The numbers that reframe everything

4 min read·Updated June 2026

Here is a number that should change how you think about everything that follows: moving from the lowest fitness category to merely the second-lowest — not from unfit to athletic, just from terrible to mediocre — reduces all-cause mortality risk by approximately 50 per cent. Not 5 per cent. Not even 15. Fifty.

That figure comes from a landmark JAMA Network Open analysis of over 122,000 patients who underwent exercise treadmill testing at Cleveland Clinic.[1] The researchers found that cardiorespiratory fitness was the strongest predictor of long-term survival they had ever measured in a clinical cohort — stronger than smoking status, stronger than blood pressure, stronger than the presence of diabetes. The top performers, those in the elite fitness category, had a mortality risk roughly five times lower than those at the bottom. The largest single jump in survival benefit came precisely at that first step: getting off the bottom rung entirely. As with all large observational cohort data, causality cannot be fully established — healthier people are more likely to exercise, which makes the direction of effect difficult to isolate — but the consistency and magnitude of the association across independent populations is unusually strong.

The greatest returns are not at the margins — not the optimal rep range, the perfect macronutrient split, or the ideal training split for maximal gains. They are at the beginning, and they accrue through two mechanisms that most people treat as mutually exclusive.

The False Dichotomy

Walk into almost any gym and you can identify the two tribes within seconds. The cardio people are on the treadmills and bikes, logging miles and protecting their hearts, quietly convinced that the people grunting under barbells are damaging their joints and missing the point. The weights people are in the free weight area, building muscle and protecting their metabolic health, quietly convinced that the runners are wasting time on an activity that will eat their hard-earned muscle. Both groups have a point. Both groups are also leaving enormous health benefits on the table.

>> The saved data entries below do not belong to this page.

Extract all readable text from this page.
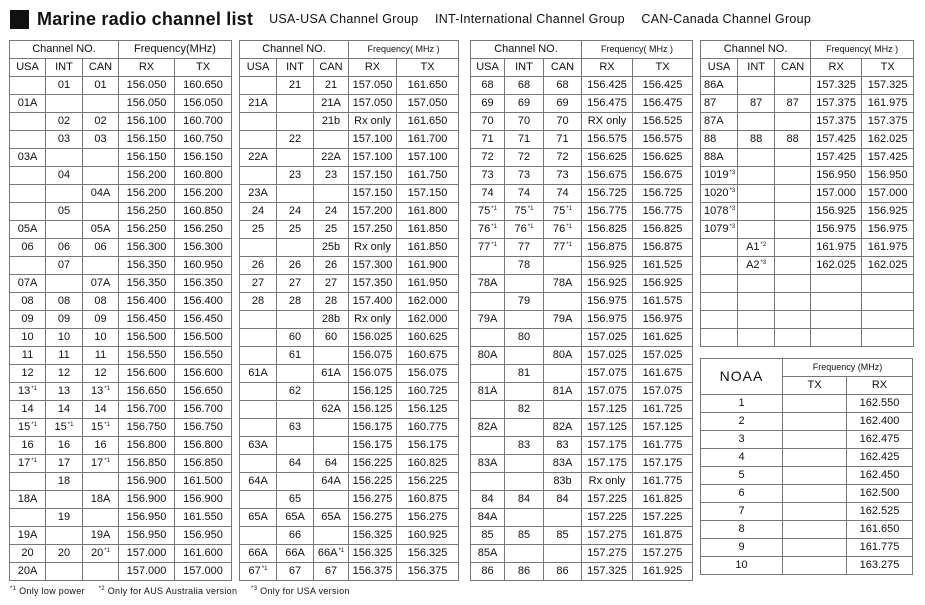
Marine radio channel list USA-USA Channel Group INT-International Channel Group CAN-Canada Channel Group
Channel NO.			Frequency(MHz)	
USA	INT	CAN	RX	TX
	01	01	156.050	160.650
01A			156.050	156.050
	02	02	156.100	160.700
	03	03	156.150	160.750
03A			156.150	156.150
	04		156.200	160.800
		04A	156.200	156.200
	05		156.250	160.850
05A		05A	156.250	156.250
06	06	06	156.300	156.300
	07		156.350	160.950
07A		07A	156.350	156.350
08	08	08	156.400	156.400
09	09	09	156.450	156.450
10	10	10	156.500	156.500
11	11	11	156.550	156.550
12	12	12	156.600	156.600
13$^{*1}$	13	13$^{*1}$	156.650	156.650
14	14	14	156.700	156.700
15$^{*1}$	15$^{*1}$	15$^{*1}$	156.750	156.750
16	16	16	156.800	156.800
17$^{*1}$	17	17$^{*1}$	156.850	156.850
	18		156.900	161.500
18A		18A	156.900	156.900
	19		156.950	161.550
19A		19A	156.950	156.950
20	20	20$^{*1}$	157.000	161.600
20A			157.000	157.000
Channel NO.			Frequency( MHz )	
USA	INT	CAN	RX	TX
	21	21	157.050	161.650
21A		21A	157.050	157.050
		21b	Rx only	161.650
	22		157.100	161.700
22A		22A	157.100	157.100
	23	23	157.150	161.750
23A			157.150	157.150
24	24	24	157.200	161.800
25	25	25	157.250	161.850
		25b	Rx only	161.850
26	26	26	157.300	161.900
27	27	27	157.350	161.950
28	28	28	157.400	162.000
		28b	Rx only	162.000
	60	60	156.025	160.625
	61		156.075	160.675
61A		61A	156.075	156.075
	62		156.125	160.725
		62A	156.125	156.125
	63		156.175	160.775
63A			156.175	156.175
	64	64	156.225	160.825
64A		64A	156.225	156.225
	65		156.275	160.875
65A	65A	65A	156.275	156.275
	66		156.325	160.925
66A	66A	$66A^{*1}$	156.325	156.325
67$^{*1}$	67	67	156.375	156.375
Channel NO.			Frequency( MHz )	
USA	INT	CAN	RX	TX
68	68	68	156.425	156.425
69	69	69	156.475	156.475
70	70	70	RX only	156.525
71	71	71	156.575	156.575
72	72	72	156.625	156.625
73	73	73	156.675	156.675
74	74	74	156.725	156.725
75$^{*1}$	75$^{*1}$	75$^{*1}$	156.775	156.775
76$^{*1}$	76$^{*1}$	76$^{*1}$	156.825	156.825
77$^{*1}$	77	77$^{*1}$	156.875	156.875
	78		156.925	161.525
78A		78A	156.925	156.925
	79		156.975	161.575
79A		79A	156.975	156.975
	80		157.025	161.625
80A		80A	157.025	157.025
	81		157.075	161.675
81A		81A	157.075	157.075
	82		157.125	161.725
82A		82A	157.125	157.125
	83	83	157.175	161.775
83A		83A	157.175	157.175
		83b	Rx only	161.775
84	84	84	157.225	161.825
84A			157.225	157.225
85	85	85	157.275	161.875
85A			157.275	157.275
86	86	86	157.325	161.925
Channel NO.			Frequency( MHz )	
USA	INT	CAN	RX	TX
86A			157.325	157.325
87	87	87	157.375	161.975
87A			157.375	157.375
88	88	88	157.425	162.025
88A			157.425	157.425
1019$^{*3}$			156.950	156.950
1020$^{*3}$			157.000	157.000
1078$^{*3}$			156.925	156.925
1079$^{*3}$			156.975	156.975
	A1$^{*2}$		161.975	161.975
	A2$^{*3}$		162.025	162.025

NOAA	Frequency (MHz)	
	TX	RX
1		162.550
2		162.400
3		162.475
4		162.425
5		162.450
6		162.500
7		162.525
8		161.650
9		161.775
10		163.275
$^{*1}$ Only low power $^{*2}$ Only for AUS Australia version $^{*3}$ Only for USA version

The idea that endurance training and resistance training are competing activities is almost entirely a function of how elite sport is structured, not how human physiology works. Elite marathon runners minimise muscle mass because carrying it is expensive at race pace. Elite powerlifters minimise aerobic conditioning because it introduces interference with pure strength expression. For everyone who is not competing at elite level — which is nearly everyone — these tradeoffs are irrelevant. The research on combined training in general populations consistently shows that doing both, done intelligently, produces better health outcomes than specialising in either.

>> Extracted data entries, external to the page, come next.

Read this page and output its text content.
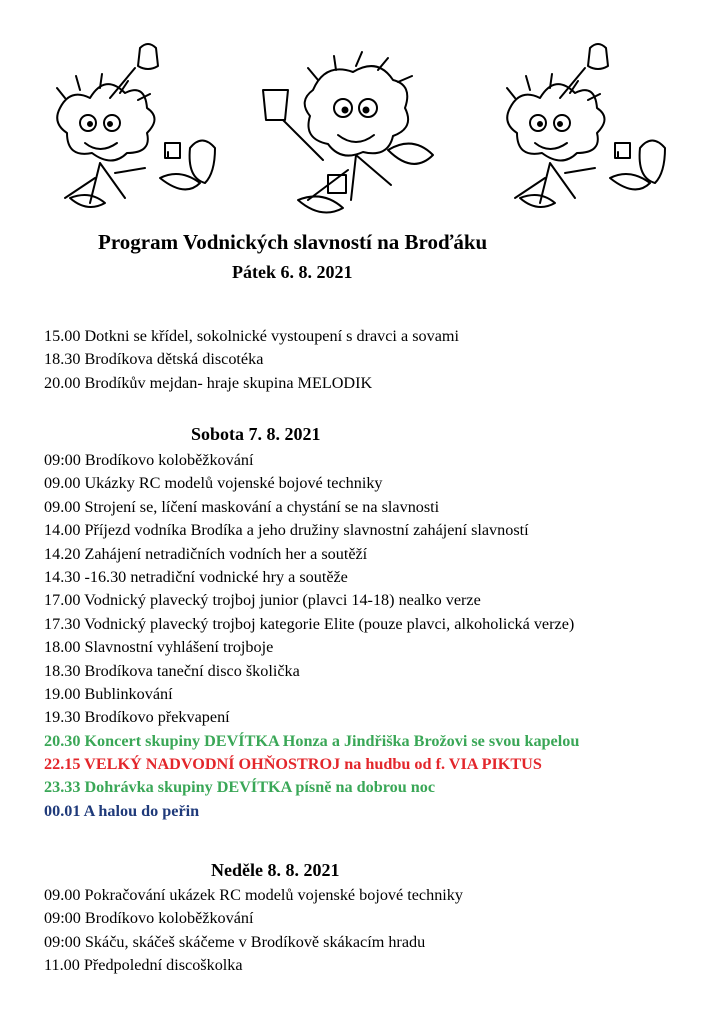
Program Vodnických slavností na Broďáku
Pátek 6. 8. 2021
15.00 Dotkni se křídel, sokolnické vystoupení s dravci a sovami
18.30 Brodíkova dětská discotéka
20.00 Brodíkův mejdan- hraje skupina MELODIK
Sobota 7. 8. 2021
09:00 Brodíkovo koloběžkování
09.00 Ukázky RC modelů vojenské bojové techniky
09.00 Strojení se, líčení maskování a chystání se na slavnosti
14.00 Příjezd vodníka Brodíka a jeho družiny slavnostní zahájení slavností
14.20 Zahájení netradičních vodních her a soutěží
14.30 -16.30 netradiční vodnické hry a soutěže
17.00 Vodnický plavecký trojboj junior (plavci 14-18) nealko verze
17.30 Vodnický plavecký trojboj kategorie Elite (pouze plavci, alkoholická verze)
18.00 Slavnostní vyhlášení trojboje
18.30 Brodíkova taneční disco školička
19.00 Bublinkování
19.30 Brodíkovo překvapení
20.30 Koncert skupiny DEVÍTKA Honza a Jindřiška Brožovi se svou kapelou
22.15 VELKÝ NADVODNÍ OHŇOSTROJ na hudbu od f. VIA PIKTUS
23.33 Dohrávka skupiny DEVÍTKA písně na dobrou noc
00.01 A halou do peřin
Neděle 8. 8. 2021
09.00 Pokračování ukázek RC modelů vojenské bojové techniky
09:00 Brodíkovo koloběžkování
09:00 Skáču, skáčeš skáčeme v Brodíkově skákacím hradu
11.00 Předpolední discoškolka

Muscle Mass as a Longevity Biomarker

Peter Attia describes skeletal muscle mass as the retirement account of longevity.[2] The analogy is precise: you build the account over decades, you draw from it in old age, and neglect early in life compounds into poverty later. Most people do not start thinking seriously about muscle mass until they notice they have lost it — typically in their fifties or sixties, by which point sarcopenia, the age-related loss of muscle mass and function that accelerates from around age 35 onward, is already well underway. The early signs are easy to dismiss because they arrive gradually: a jar lid that suddenly feels harder to open, needing your hands to push up out of a low chair, sleeves and trouser legs fitting looser through the arms and legs than they used to. Section 10's grip-strength and sit-rise-test benchmarks give a more concrete way to check where you stand.

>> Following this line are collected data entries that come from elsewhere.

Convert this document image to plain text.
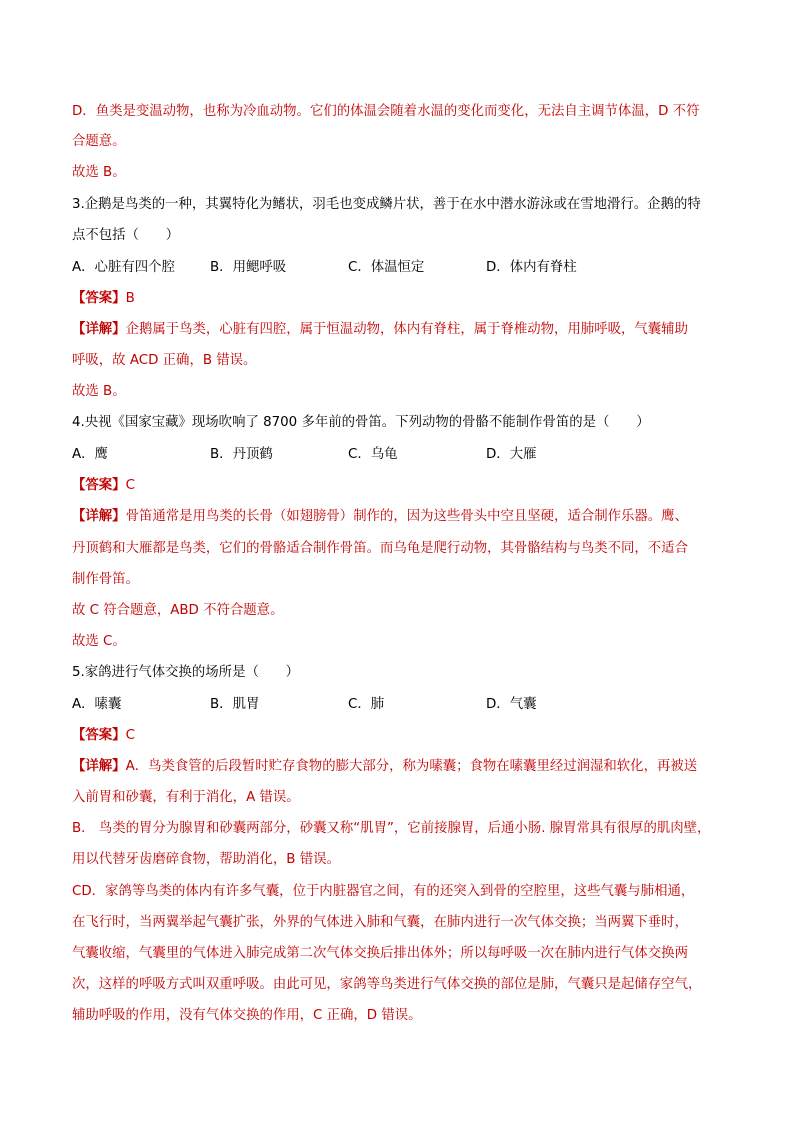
D．鱼类是变温动物，也称为冷血动物。它们的体温会随着水温的变化而变化，无法自主调节体温，D 不符
合题意。
故选 B。
3.企鹅是鸟类的一种，其翼特化为鳍状，羽毛也变成鳞片状，善于在水中潜水游泳或在雪地滑行。企鹅的特
点不包括（　　）
A．心脏有四个腔	B．用鳃呼吸	C．体温恒定	D．体内有脊柱
【答案】B
【详解】企鹅属于鸟类，心脏有四腔，属于恒温动物，体内有脊柱，属于脊椎动物，用肺呼吸，气囊辅助
呼吸，故 ACD 正确，B 错误。
故选 B。
4.央视《国家宝藏》现场吹响了 8700 多年前的骨笛。下列动物的骨骼不能制作骨笛的是（　　）
A．鹰	B．丹顶鹤	C．乌龟	D．大雁
【答案】C
【详解】骨笛通常是用鸟类的长骨（如翅膀骨）制作的，因为这些骨头中空且坚硬，适合制作乐器。鹰、
丹顶鹤和大雁都是鸟类，它们的骨骼适合制作骨笛。而乌龟是爬行动物，其骨骼结构与鸟类不同，不适合
制作骨笛。
故 C 符合题意，ABD 不符合题意。
故选 C。
5.家鸽进行气体交换的场所是（　　）
A．嗉囊	B．肌胃	C．肺	D．气囊
【答案】C
【详解】A．鸟类食管的后段暂时贮存食物的膨大部分，称为嗉囊；食物在嗉囊里经过润湿和软化，再被送
入前胃和砂囊，有利于消化，A 错误。
B． 鸟类的胃分为腺胃和砂囊两部分，砂囊又称“肌胃”，它前接腺胃，后通小肠. 腺胃常具有很厚的肌肉壁，
用以代替牙齿磨碎食物，帮助消化，B 错误。
CD．家鸽等鸟类的体内有许多气囊，位于内脏器官之间，有的还突入到骨的空腔里，这些气囊与肺相通，
在飞行时，当两翼举起气囊扩张，外界的气体进入肺和气囊，在肺内进行一次气体交换；当两翼下垂时，
气囊收缩，气囊里的气体进入肺完成第二次气体交换后排出体外；所以每呼吸一次在肺内进行气体交换两
次，这样的呼吸方式叫双重呼吸。由此可见，家鸽等鸟类进行气体交换的部位是肺，气囊只是起储存空气，
辅助呼吸的作用，没有气体交换的作用，C 正确，D 错误。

The data supporting muscle mass as a longevity marker is now substantial. A 2023 systematic review and meta-analysis in PLOS ONE, pooling sixteen prospective cohort studies and over 81,000 participants,[3] found that low skeletal muscle mass index was independently associated with all-cause mortality. The mechanism is not mysterious: muscle is the primary site of glucose disposal; it is the primary reservoir of amino acids the body draws on during illness or injury; it produces myokines — signalling proteins with anti-inflammatory and neuroprotective effects; and it is the tissue whose strength determines whether a fall at 75 is a minor inconvenience or a life-altering fracture.

Muscle is rarely discussed in these terms. The person in their thirties who commits to serious resistance training is not just investing in appearance — they are building a physiological buffer against the diseases and functional decline that kill most people in the developed world.

VO2 Max: The Single Most Predictive Number

If muscle mass is the savings account, VO2 max is the cardiovascular equivalent. VO2 max — the maximum volume of oxygen your body can use per minute per kilogram of bodyweight — is the single strongest predictor of cardiovascular mortality that has been reliably measured in large populations. A 2009 meta-analysis in JAMA pooling 33 studies and more than 100,000 healthy men and women found a consistent dose-response relationship: every 1 MET (metabolic equivalent — a standard unit of energy expenditure, where 1 MET is roughly what your body burns at rest) increase in cardiorespiratory fitness was associated with a 13 per cent reduction in all-cause mortality and a 15 per cent reduction in coronary heart disease and cardiovascular events.[4]